Claudia Sheinbaum to be Mexico's 1st female president: What to know about her

Claudia Sheinbaum, the virtual winner for the presidency of Mexico for the MORENA party, is pictured in Mexico City, Mexico. (Photo by Gerardo Vieyra/NurPhoto via Getty Images)

Claudia Sheinbaum will be Mexico’s first female president in the nation's more than 200 years of independence.

Sheinbaum, the favored successor of outgoing President Andrés Manuel López Obrador, vowed to continue in the direction set by the populist leftist leader. 

The National Electoral Institute’s president said Sheinbaum had between 58.3% and 60.7% of the vote, while opposition candidate Xóchitl Gálvez had between 26.6% and 28.6% and Jorge Álvarez Máynez had between 9.9% and 10.8% of the vote. Sheinbaum's Morena party was also projected to hold its majorities in both chambers of Congress.

The 61-year-old said that her two competitors had called her and conceded her victory.

"I promise that I am not going to let you down," Sheinbaum said, greeting supporters in Mexico City’s colonial-era main plaza, the Zocalo.

Quick facts about Claudia Sheinbaum, Mexico’s next president:

  • Climate scientist: Sheinbaum’s background is in science. She has a Ph.D. in energy engineering. Her brother is a physicist. In a 2023 interview with The Associated Press, Sheinbaum said, "I believe in science." 
  • Former Mexico City mayor during pandemic: Observers say that her background in science showed itself in Sheinbaum’s actions as mayor during the COVID-19 pandemic, when her city of some 9 million people took a different approach from what López Obrador espoused at the national level. While the federal government was downplaying the importance of coronavirus testing, Mexico City expanded its testing regimen.
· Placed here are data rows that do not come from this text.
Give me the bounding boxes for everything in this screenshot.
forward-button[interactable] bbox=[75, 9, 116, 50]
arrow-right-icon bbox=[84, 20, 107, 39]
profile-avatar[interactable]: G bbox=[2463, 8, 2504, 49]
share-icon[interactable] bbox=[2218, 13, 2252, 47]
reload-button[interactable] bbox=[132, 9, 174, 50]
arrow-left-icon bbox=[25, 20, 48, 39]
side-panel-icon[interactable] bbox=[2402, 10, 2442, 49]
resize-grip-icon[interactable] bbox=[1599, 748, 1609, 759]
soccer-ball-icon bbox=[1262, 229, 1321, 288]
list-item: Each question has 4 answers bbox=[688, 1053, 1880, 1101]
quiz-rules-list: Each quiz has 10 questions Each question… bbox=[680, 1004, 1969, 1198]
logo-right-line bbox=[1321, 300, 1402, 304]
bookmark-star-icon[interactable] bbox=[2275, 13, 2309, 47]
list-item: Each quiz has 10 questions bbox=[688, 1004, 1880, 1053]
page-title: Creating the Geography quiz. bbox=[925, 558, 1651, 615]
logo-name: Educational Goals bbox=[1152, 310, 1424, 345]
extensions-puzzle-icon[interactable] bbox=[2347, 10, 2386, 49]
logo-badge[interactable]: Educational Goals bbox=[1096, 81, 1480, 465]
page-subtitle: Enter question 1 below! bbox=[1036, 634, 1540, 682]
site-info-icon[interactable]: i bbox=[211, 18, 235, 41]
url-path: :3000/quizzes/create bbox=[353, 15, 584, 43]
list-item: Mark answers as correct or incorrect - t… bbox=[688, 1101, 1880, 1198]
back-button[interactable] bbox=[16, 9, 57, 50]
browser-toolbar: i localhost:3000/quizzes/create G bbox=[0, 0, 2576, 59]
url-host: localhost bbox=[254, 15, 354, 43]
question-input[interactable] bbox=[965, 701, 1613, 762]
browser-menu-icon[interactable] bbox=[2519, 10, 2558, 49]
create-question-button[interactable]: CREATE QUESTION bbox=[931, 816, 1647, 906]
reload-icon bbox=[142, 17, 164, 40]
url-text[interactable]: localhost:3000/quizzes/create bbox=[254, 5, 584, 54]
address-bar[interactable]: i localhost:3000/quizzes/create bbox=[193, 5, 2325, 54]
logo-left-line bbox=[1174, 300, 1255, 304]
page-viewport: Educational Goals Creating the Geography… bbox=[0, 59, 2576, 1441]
Sheinbaum set limits on businesses’ hours and capacity when the virus was rapidly spreading, even though López Obrador wanted to avoid any measures that would hurt the economy. And she publicly wore protective masks and urged social distancing while the president was still lunging into crowds. 
  • 1st leader of Mexico with Jewish background: Sheinbaum will also be the first person from a Jewish background to lead the overwhelmingly Catholic country. While she is of Jewish ancestry, she is not religiously observant. Her four grandparents were Jews who emigrated from Lithuania and Bulgaria. She was born in Mexico City and her parents did not raise her under any religion. According to her campaign team, Sheinbaum considers herself a woman of faith – but she is not religiously affiliated. 
  • A leftist: Sheinbaum has said she believes the government has a strong role to play in addressing economic inequality and providing a sturdy social safety net, much like her political mentor. 
  • Her take on Mexico’s violence: The country’s persistently high levels of violence will be one of Sheinbaum’s most immediate challenges after she takes office Oct. 1. On the campaign trail she said little more than that she would expand the quasi-military National Guard created by López Obrador and continue his strategy of targeting social ills that make so many young Mexicans easy targets for cartel recruitment. "Let it be clear, it doesn’t mean an iron fist, wars or authoritarianism," Sheinbaum said of her approach to tackling criminal gangs, during her final campaign event. "We will promote a strategy of addressing the causes and continue moving toward zero impunity."

The Associated Press contributed to this report.